Die Forschung geht zurzeit von mindestens 10 000 bis 100 000 Umweltgiften und Fremdstoffen aus, denen ein Mensch in seinem Leben ausgesetzt ist und die dieser vor allem über die Nahrung aufnimmt. «Die meisten Stoffe kann unser Körper vermutlich effektiv entgiften – doch verschiedene Verbindungen bzw. deren Kombination können die Wirksamkeit von Wirkstoffen beeinflussen», so Benedikt Warth, stellvertretender Vorstand des Institutes für Lebensmittelchemie und Toxikologie an der Fakultät für Chemie der Universität Wien und Koordinator der neu ins Leben gerufenen nationalen Forschungsinfrastruktur für Exposom-Forschung (Eirene Austria).

Spuren von Bisphenol A

Dass dem so ist, zeigt ein allseits bekannter Rat in Beipackzetteln: Nach der Einnahme von Antibiotika oder Schmerzmitteln sollte man auf Alkohol verzichten. «Ethanol ist ein gut untersuchtes Zellgift, das die Wirkstoffwirkung verändern kann», so Warth. Ein weiteres prominentes Umweltgift, das praktisch jeder Mensch – in sehr geringen und normalerweise nicht besorgniserregenden Konzentrationen – im eigenen Körper hat, ist Bisphenol A (BPA). Es hat sich gezeigt, dass die vor allem in der Kunststoffproduktion verwendete Chemikalie mit verschiedenen Anti-Krebs-Therapeutika wechselwirkt und darüber zu Medikamentenresistenz und reduzierter Wirksamkeit führen kann. Genistein, ein aus der Sojabohne stammendes Pflanzenöstrogen und prominenter Wirkstoff in Hormonmitteln gegen Beschwerden in den Wechseljahren, kann ebenfalls verschiedene Wirkstoffe, insbesondere hormonrelevante Chemotherapeutika bei Brustkrebs, beeinträchtigen, wie die Forscher in ihrem Artikel ausführen. In manchen Fällen sind die Effekte negativer, in anderen Fällen durchwegs positiver Natur. «Unter den Zehntausenden bis Hunderttausenden Molekülen, denen der Mensch ausgesetzt ist, könnten unzählige mit Medikamenten interagieren, vor allem unter bestimmten Umständen oder in kritischen Lebensphasen wie die Schwangerschaft oder Pubertät», sagt Doktorand Manuel Pristner. «Die heutige hochauflösende Massenspektrometrie ermöglicht es uns, eine sehr grosse Zahl von Molekülen parallel zu messen. So können wir das Beziehungsgeflecht zwischen dem sogenannten Exposom, der Gesamtheit aller messbaren Umwelteinflüsse, und bestimmten Wirkstoffen künftig systematisch untersuchen», so Warth. Es gibt auch immer bessere bioinformatische Algorithmen, um die generierten grossen Datensätze auszuwerten. Suchte die Forschung bisher sehr zielgerichtet nach der Wirkung eines bestimmten Moleküls auf etwa einen bestimmten Rezeptor und damit auf einen Wirkstoff, «können wir mit der heutigen Technologie nicht nur eine Angel, sondern ein Netz auswerfen und erstmals ein gross angelegtes Screening durchführen. Dadurch können wir auch Entdeckungen machen, an die wir durch rationale Hypothesen zuvor nicht gedacht hätten», so die Forscher.

Personalisierte Medizin

Warum gewisse Wirkstoffe bei einem Menschen gut wirken und bei einem anderen Menschen weniger bis gar nicht,

Medikamente in unterschiedlichen Farben und Formen.
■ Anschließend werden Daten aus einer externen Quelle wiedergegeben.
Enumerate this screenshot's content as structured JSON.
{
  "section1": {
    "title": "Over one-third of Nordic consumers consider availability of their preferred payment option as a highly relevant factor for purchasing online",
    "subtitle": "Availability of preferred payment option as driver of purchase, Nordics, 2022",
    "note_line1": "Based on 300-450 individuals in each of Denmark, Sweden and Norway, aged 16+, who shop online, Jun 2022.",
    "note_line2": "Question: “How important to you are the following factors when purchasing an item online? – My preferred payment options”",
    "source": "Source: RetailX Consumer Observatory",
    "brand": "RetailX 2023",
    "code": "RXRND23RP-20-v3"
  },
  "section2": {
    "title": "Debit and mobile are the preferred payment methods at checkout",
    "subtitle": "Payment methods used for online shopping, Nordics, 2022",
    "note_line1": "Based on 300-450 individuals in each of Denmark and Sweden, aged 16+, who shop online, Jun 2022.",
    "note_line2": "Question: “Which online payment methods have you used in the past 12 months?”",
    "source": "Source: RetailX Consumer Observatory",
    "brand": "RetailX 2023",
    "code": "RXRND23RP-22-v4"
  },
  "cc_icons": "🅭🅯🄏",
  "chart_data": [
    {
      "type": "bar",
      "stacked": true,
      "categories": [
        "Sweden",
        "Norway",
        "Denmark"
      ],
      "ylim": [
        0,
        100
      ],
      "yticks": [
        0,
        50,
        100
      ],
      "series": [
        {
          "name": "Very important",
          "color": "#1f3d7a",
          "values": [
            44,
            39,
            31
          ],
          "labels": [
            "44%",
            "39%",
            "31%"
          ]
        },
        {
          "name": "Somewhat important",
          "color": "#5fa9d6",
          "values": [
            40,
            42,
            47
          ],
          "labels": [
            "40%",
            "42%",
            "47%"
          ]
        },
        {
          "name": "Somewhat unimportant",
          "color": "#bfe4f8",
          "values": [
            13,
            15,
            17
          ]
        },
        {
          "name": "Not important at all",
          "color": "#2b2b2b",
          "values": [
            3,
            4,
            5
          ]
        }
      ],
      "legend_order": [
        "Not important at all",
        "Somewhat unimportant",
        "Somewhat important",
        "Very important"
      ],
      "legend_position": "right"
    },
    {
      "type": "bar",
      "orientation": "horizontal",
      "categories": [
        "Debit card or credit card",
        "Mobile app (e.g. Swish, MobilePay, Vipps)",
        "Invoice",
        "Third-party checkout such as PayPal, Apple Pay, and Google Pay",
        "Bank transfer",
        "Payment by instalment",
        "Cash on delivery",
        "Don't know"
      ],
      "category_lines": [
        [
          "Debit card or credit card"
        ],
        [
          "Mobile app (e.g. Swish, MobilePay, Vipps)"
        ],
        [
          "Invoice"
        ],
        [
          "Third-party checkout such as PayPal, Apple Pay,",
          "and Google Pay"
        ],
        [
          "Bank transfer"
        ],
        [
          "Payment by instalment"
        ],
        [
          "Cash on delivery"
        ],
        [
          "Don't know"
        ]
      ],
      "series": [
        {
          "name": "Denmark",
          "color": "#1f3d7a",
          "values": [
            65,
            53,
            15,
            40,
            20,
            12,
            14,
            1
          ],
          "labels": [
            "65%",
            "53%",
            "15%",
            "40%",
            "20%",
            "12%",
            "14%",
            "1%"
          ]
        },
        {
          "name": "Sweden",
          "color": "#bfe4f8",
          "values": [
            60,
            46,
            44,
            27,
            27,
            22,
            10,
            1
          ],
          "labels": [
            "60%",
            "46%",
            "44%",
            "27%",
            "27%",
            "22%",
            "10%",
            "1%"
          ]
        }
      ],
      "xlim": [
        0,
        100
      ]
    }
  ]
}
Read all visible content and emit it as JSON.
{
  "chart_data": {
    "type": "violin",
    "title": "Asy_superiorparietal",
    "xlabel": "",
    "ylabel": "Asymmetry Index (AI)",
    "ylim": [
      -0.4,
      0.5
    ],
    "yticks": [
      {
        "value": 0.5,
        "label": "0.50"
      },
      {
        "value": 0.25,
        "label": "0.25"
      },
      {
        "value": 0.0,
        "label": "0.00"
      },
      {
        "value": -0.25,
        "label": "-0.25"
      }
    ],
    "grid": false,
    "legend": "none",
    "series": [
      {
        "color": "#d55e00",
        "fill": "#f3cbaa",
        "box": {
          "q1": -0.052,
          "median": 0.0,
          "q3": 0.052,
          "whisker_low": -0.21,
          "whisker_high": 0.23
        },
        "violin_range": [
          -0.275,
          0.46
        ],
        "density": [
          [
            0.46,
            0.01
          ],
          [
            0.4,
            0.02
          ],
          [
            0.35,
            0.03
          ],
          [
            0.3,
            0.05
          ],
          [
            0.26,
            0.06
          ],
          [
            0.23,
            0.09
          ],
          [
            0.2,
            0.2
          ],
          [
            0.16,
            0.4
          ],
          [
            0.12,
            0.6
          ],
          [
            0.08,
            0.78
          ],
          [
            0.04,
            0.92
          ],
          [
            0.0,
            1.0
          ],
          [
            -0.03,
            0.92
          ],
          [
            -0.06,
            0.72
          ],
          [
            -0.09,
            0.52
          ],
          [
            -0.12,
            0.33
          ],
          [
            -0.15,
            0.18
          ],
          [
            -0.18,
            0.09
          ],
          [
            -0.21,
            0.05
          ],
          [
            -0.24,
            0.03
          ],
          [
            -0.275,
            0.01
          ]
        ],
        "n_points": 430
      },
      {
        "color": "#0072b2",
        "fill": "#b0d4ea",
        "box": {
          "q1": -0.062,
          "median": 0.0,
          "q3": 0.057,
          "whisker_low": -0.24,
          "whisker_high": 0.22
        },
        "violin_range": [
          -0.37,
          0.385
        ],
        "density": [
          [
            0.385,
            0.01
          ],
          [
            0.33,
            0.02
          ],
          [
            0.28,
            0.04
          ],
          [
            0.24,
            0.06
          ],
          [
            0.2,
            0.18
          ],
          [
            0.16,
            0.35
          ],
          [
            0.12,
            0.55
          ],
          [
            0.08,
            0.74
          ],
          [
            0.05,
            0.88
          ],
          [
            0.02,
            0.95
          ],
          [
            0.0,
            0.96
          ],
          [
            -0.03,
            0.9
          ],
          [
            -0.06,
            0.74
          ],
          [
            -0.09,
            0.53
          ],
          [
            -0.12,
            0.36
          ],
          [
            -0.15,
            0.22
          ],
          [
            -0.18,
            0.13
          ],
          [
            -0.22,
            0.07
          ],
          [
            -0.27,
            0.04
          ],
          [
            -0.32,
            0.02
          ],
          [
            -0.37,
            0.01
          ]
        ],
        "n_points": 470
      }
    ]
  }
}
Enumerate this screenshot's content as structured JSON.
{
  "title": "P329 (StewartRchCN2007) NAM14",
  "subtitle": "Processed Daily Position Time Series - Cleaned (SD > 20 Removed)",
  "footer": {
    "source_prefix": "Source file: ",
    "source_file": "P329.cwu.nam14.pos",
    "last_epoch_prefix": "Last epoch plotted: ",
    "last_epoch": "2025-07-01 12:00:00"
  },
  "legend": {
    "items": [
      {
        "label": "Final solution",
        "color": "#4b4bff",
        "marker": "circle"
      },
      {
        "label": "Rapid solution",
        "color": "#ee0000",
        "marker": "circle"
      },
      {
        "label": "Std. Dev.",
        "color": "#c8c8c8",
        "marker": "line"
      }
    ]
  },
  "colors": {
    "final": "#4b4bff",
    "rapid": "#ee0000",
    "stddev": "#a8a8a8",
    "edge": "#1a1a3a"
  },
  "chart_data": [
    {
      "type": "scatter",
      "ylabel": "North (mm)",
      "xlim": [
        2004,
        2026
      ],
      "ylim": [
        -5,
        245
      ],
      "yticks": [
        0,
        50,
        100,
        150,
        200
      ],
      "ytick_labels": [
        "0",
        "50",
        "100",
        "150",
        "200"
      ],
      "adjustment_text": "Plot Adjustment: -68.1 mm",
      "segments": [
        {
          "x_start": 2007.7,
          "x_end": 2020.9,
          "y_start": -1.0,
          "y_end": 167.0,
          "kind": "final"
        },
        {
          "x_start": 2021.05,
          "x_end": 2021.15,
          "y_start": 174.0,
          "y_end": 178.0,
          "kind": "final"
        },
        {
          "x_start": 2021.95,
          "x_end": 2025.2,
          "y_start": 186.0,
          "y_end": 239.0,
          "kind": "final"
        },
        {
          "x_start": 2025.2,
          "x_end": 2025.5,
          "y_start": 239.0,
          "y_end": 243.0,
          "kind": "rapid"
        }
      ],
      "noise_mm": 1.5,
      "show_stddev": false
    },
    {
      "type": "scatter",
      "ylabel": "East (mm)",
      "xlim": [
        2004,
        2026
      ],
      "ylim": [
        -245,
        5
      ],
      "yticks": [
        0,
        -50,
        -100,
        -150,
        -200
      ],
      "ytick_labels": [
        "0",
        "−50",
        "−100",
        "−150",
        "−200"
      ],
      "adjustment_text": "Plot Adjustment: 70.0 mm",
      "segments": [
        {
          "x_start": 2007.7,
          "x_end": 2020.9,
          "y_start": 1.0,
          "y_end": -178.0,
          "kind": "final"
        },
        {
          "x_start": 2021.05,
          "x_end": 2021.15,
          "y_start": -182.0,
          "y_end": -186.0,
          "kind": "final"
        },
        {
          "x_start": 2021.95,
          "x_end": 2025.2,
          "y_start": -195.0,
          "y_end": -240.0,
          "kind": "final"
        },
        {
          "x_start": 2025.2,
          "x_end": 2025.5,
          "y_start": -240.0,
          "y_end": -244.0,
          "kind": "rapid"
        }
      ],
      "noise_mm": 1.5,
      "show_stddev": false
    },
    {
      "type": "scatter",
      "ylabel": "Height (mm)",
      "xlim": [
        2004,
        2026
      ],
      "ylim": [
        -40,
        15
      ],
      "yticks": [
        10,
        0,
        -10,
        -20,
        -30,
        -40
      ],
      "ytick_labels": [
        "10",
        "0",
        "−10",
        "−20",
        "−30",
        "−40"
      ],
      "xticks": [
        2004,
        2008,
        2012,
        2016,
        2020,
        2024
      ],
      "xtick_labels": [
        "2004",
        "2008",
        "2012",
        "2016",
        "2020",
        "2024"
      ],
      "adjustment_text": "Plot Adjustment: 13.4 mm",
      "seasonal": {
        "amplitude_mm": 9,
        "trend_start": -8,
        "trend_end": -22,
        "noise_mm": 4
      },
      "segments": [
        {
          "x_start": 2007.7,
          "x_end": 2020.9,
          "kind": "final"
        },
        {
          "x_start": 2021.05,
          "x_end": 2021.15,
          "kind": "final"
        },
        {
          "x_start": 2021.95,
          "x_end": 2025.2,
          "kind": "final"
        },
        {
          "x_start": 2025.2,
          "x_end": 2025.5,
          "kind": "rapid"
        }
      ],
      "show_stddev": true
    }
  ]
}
kann verschiedene Gründe haben – vom Erbgut, der Ausstattung mit bestimmten Rezeptoren bis hin zur Aktivität bestimmter Enzyme oder einfach chemischer Reaktivität. Das Zusammenwirken von Exposom und Medikamenten umfassender zu verstehen könnte helfen, Medikamente und ihre Dosis individuell abzustimmen, so dass sie besser und mit möglichst wenig bis gar keinen Nebenwirkungen wirken. Bei einer Person über ein standardisiertes Vorabscreening ihres Exposoms auf die passende Medikation schliessen zu können, sei zwar «noch Zukunftsmusik», sagt Warth, «aber der systematische Ansatz könnte bahnbrechend sein und auch schon die Wirkstoffentwicklung unterstützen.»